If you have a comma-delimited CSV file, add double quotations marks around commas within column names; you do not need quotations for the \t (TAB) character.
If you have a TAB-delimited CSV file, add double quotations marks around TAB characters within column names; you do not need quotations for the , (comma) character.
You must always use double quotations for the pipe character.

Data retention policies

GPR follows standard Genesys data retention guidelines for PureEngage Cloud.

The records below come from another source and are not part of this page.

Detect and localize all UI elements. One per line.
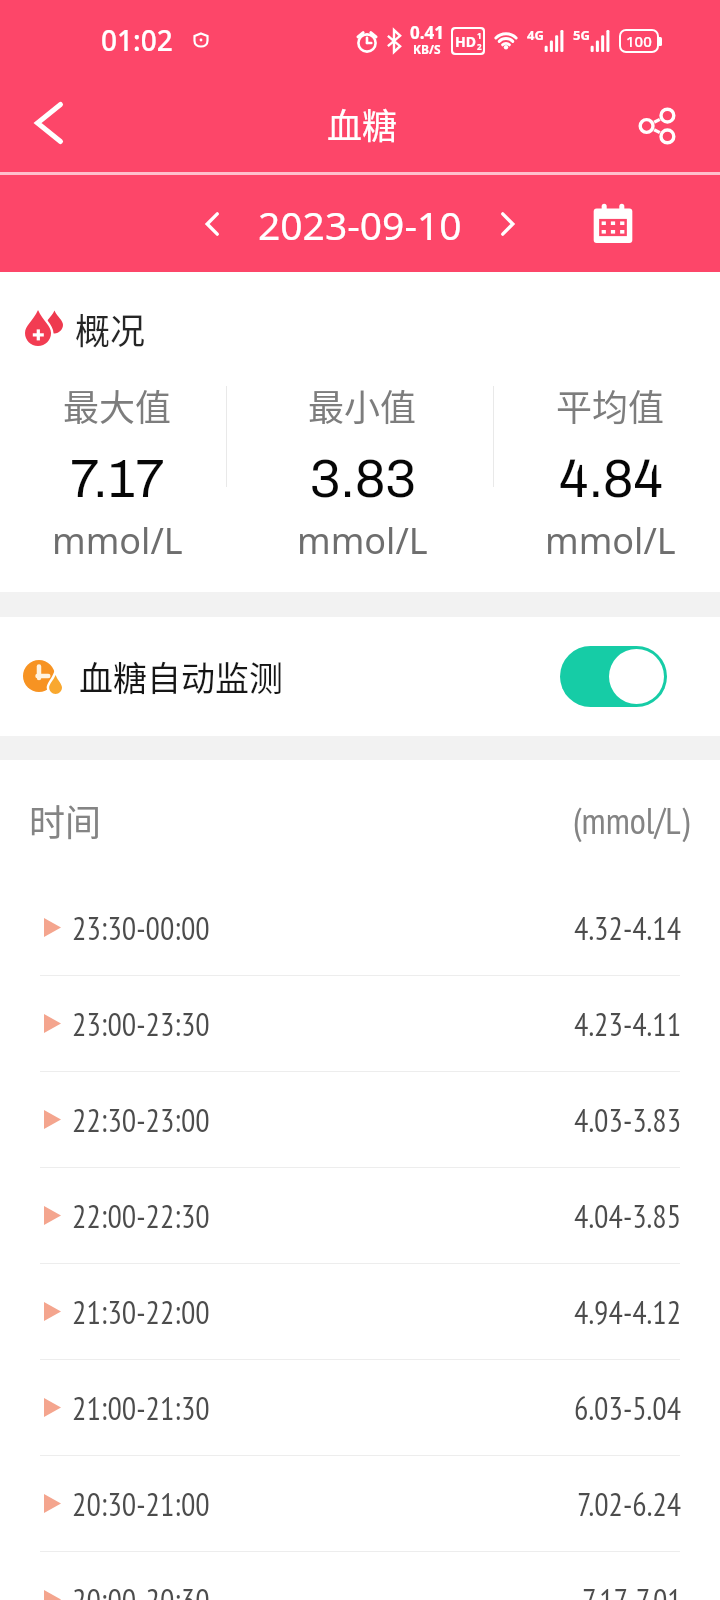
staticText: 最小值 — [308, 379, 417, 431]
staticText: 22:00-22:30 — [72, 1195, 210, 1236]
staticText: 平均值 — [556, 379, 665, 431]
staticText: mmol/L — [297, 516, 428, 565]
button[interactable]: 血糖自动监测 — [0, 617, 720, 736]
button[interactable]: 20:30-21:00 — [0, 1456, 720, 1551]
staticText: 21:00-21:30 — [72, 1387, 210, 1428]
staticText: 4.94-4.12 — [574, 1291, 682, 1332]
staticText: 3.83 — [310, 450, 416, 508]
button[interactable]: 20:00-20:30 — [0, 1552, 720, 1600]
button[interactable]: 21:30-22:00 — [0, 1264, 720, 1359]
staticText: 4.23-4.11 — [574, 1003, 682, 1044]
staticText: 100 — [626, 31, 652, 51]
staticText: 4.84 — [559, 450, 663, 508]
button[interactable]: Back — [21, 95, 77, 151]
staticText: 01:02 — [101, 21, 173, 59]
staticText: 2 — [477, 41, 482, 52]
staticText: mmol/L — [545, 516, 676, 565]
staticText: 7.17-7.01 — [582, 1579, 682, 1600]
staticText: 4.04-3.85 — [574, 1195, 682, 1236]
staticText: 23:00-23:30 — [72, 1003, 210, 1044]
staticText: 血糖自动监测 — [79, 652, 283, 701]
staticText: 7.17 — [70, 450, 165, 508]
staticText: 4.32-4.14 — [574, 907, 682, 948]
button[interactable]: 22:30-23:00 — [0, 1072, 720, 1167]
button[interactable]: Auto monitoring toggle — [560, 646, 667, 707]
button[interactable]: 22:00-22:30 — [0, 1168, 720, 1263]
staticText: 7.02-6.24 — [577, 1483, 682, 1524]
button[interactable]: 21:00-21:30 — [0, 1360, 720, 1455]
staticText: 1 — [477, 30, 482, 41]
staticText: 21:30-22:00 — [72, 1291, 210, 1332]
staticText: 2023-09-10 — [258, 198, 462, 251]
staticText: 6.03-5.04 — [574, 1387, 682, 1428]
staticText: 22:30-23:00 — [72, 1099, 210, 1140]
staticText: 最大值 — [63, 379, 172, 431]
staticText: 23:30-00:00 — [72, 907, 210, 948]
button[interactable]: Next day — [480, 196, 536, 252]
staticText: 4.03-3.83 — [574, 1099, 682, 1140]
staticText: 5G — [573, 26, 590, 44]
staticText: mmol/L — [52, 516, 183, 565]
staticText: 概况 — [75, 303, 146, 354]
staticText: HD — [455, 32, 476, 51]
button[interactable]: 23:00-23:30 — [0, 976, 720, 1071]
button[interactable]: Previous day — [184, 196, 240, 252]
button[interactable]: Share — [629, 98, 685, 154]
staticText: 时间 — [29, 794, 102, 846]
staticText: 0.41 — [410, 21, 444, 44]
staticText: 20:00-20:30 — [72, 1579, 210, 1600]
staticText: 20:30-21:00 — [72, 1483, 210, 1524]
staticText: 4G — [527, 26, 544, 44]
button[interactable]: Pick date — [584, 195, 642, 253]
staticText: KB/S — [413, 41, 441, 57]
button[interactable]: 23:30-00:00 — [0, 880, 720, 975]
staticText: 血糖 — [327, 98, 398, 149]
staticText: (mmol/L) — [573, 796, 690, 844]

Most objects and data are deleted automatically after 90 days during which they are inactive. These include the following:

Dataset data and the Dataset object - Deleted after 90 days of idle time, which means no new files were appended and the Dataset was not used to generate any data for Predictors in that period.
File upload object - Deleted after 90 days of idle time. Here idle time means this file was not used to generate any data for Predictors in that period.
Agent / Customer Profiles - Deleted after 90 days of idle time, which means the Profile was not updated in the last 90 days.
Model - Deleted after 90 days of idle time, which means the Model was not used for any score requests in last 90 days.
Predictor generated data and the Predictor object - Deleted after 90 days of idle time, which means that no associated Model was used for a score request in last 90 days.

The following data uses different retention policies:

Uploaded anonymized files - Deleted 7 days after upload.
Files stored for billing purposes - Deleted 60 days after creation.